Потом меня вызвали в КГБ. Я спросил: «А где ваш КГБ?»

— А вот вы зайдете в райисполком, там есть одна комната номер 13, она всегда закрыта. Вы постучите, там человек в глазок посмотрит, и вы скажете: «Я к полковнику Спиридошкину» — или как там его звали… Я поделился со своими заместителями, и они сказали: иди, потому что у тебя нет выхода. А я думаю — что же это они мне приписывают? Или вербовать меня будут?

Я вхожу, а там ласковый дядька в штатском сидит и говорит мне: «Илья Петрович, вы открыли молодежное кафе, это очень хорошо, но вам нужна охрана» Я говорю: «Какая охрана?» — «Вам нужен человек наш, который будет сидеть в зале и просто смотреть». «3а чем же он будет смотреть?» — «У вас много иностранцев, и наше присутствие просто по закону необходимо». Я говорю: «Кто же у меня будет сидеть?». А он: «Я вам сейчас покажу». И в комнату входит член моего совета… А я думал, что он архитектор.

Он мне говорит: «Ты не смущайся, я капитан. Я давно там сижу — и мы друзья». — «Как же ты мог скрыть от нас такой важный государственный вопрос?» — спрашиваю я его. «Это просто, чтобы вы знали, что если там завяжутся какие-нибудь неприятные дела, мы поможем». Они мне помогут, да? Я думаю — не буду я связываться с советской властью, советская власть, знаешь, что делает… Я только спросил: «Вы нам мешать не будете?» — «Мы вам мешать не будем. Вы же делаете важное дело».

И он сидел у нас всегда — причем с большим удовольствием. Вот так нас терпели, терпели — а потом взяли и снесли бульдозерами. Не могли они это вытерпеть.

— Так они на вас обкатывали бульдозеры до художников? — заметил я, вспоминая знаменитую «бульдозерную», как её потом называли, выставку неофициальных художников в Измайловском парке в Москве.

Долго еще терпели! Потому что всё у нас было не по-советски. Это было жуткое антисоветское местечко, да еще еврейское. И стали меня исключать из комсомола за это. За что? — спрашиваю. За антисоветские выставки. Да и вообще, за что угодно. Я сказал: «Вы не можете исключить меня из комсомола, потому что я уже выбыл по возрасту.

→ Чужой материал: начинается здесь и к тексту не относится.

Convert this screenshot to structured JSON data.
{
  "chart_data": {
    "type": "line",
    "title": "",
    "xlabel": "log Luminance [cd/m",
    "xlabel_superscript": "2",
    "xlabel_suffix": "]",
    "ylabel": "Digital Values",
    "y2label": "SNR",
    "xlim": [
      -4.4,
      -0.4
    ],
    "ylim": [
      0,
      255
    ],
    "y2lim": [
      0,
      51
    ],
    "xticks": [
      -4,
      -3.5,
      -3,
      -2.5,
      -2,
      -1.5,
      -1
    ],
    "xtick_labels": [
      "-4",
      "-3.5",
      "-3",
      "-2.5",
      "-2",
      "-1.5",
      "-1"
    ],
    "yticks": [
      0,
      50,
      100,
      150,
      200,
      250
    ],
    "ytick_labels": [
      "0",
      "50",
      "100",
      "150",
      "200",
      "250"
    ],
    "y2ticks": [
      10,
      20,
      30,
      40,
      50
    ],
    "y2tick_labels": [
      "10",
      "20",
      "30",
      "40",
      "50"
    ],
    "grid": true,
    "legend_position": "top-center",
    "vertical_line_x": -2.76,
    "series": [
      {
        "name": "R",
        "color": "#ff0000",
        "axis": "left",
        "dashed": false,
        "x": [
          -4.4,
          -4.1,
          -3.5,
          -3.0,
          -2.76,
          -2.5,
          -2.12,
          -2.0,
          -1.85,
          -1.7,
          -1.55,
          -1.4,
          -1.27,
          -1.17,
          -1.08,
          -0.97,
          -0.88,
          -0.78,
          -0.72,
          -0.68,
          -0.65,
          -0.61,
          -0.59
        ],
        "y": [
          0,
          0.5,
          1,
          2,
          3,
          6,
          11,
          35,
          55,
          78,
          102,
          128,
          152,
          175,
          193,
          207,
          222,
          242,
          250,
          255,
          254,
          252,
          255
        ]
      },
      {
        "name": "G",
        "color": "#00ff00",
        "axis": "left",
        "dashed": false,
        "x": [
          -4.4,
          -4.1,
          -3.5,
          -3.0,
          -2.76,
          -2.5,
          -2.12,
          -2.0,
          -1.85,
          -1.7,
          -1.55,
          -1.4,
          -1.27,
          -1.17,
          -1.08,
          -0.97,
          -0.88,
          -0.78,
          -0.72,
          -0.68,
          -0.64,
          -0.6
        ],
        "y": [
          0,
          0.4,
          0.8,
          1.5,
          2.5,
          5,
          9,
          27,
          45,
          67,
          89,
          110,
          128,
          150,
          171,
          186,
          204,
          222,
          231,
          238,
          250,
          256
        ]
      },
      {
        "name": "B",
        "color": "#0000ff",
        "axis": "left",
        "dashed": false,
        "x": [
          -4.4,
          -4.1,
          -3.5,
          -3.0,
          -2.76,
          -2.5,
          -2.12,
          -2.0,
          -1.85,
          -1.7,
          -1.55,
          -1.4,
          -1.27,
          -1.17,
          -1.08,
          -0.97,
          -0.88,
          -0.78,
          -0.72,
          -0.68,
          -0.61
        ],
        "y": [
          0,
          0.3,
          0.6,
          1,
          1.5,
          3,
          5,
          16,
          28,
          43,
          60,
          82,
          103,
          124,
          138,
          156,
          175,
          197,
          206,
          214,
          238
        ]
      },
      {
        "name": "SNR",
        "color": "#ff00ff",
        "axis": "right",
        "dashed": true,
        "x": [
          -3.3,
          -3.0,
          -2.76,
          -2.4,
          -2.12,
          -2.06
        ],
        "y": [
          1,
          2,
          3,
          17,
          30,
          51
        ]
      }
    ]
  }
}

Я в комсомоле был до 28, а сейчас мне тридцать, так что вы не можете этого сделать, и мне на вас плевать». Я сказал это Васе Трушину, секретарю райкома комсомола — а нас там обсуждали всерьез.

Уже будучи в эмиграции, я как-то открыл газету и натолкнулся на имя генерала армии Трушина, первого заместителя председателя КГБ СССР. Это было в брежневские времена, и я подумал: как вырос человек! И если бы он исключил меня из комсомола — какая честь быть исключенным таким важным генералом.

Стояла тихая Варфоломеевская ночь

— Я пришел в литературу — там и остался. Была «Юность», потом журнал «РТ» — ты помнишь, был такой, похожий на журнал «Америка», и я был там ответственным секретарем; потом было Центральное телевидение, у меня была замечательная должность — старший редактор отдела приключений и фантастики ЦТ. А оттуда я уже попал в «Литературную газету», где мы открыли «Клуб 12 стульев». Там я проработал 8 лет. И поскольку я за эти годы хорошо узнал советскую власть, советскую жизнь, то прямо с этого места подал на выезд в «государство фашистского типа Израиль…»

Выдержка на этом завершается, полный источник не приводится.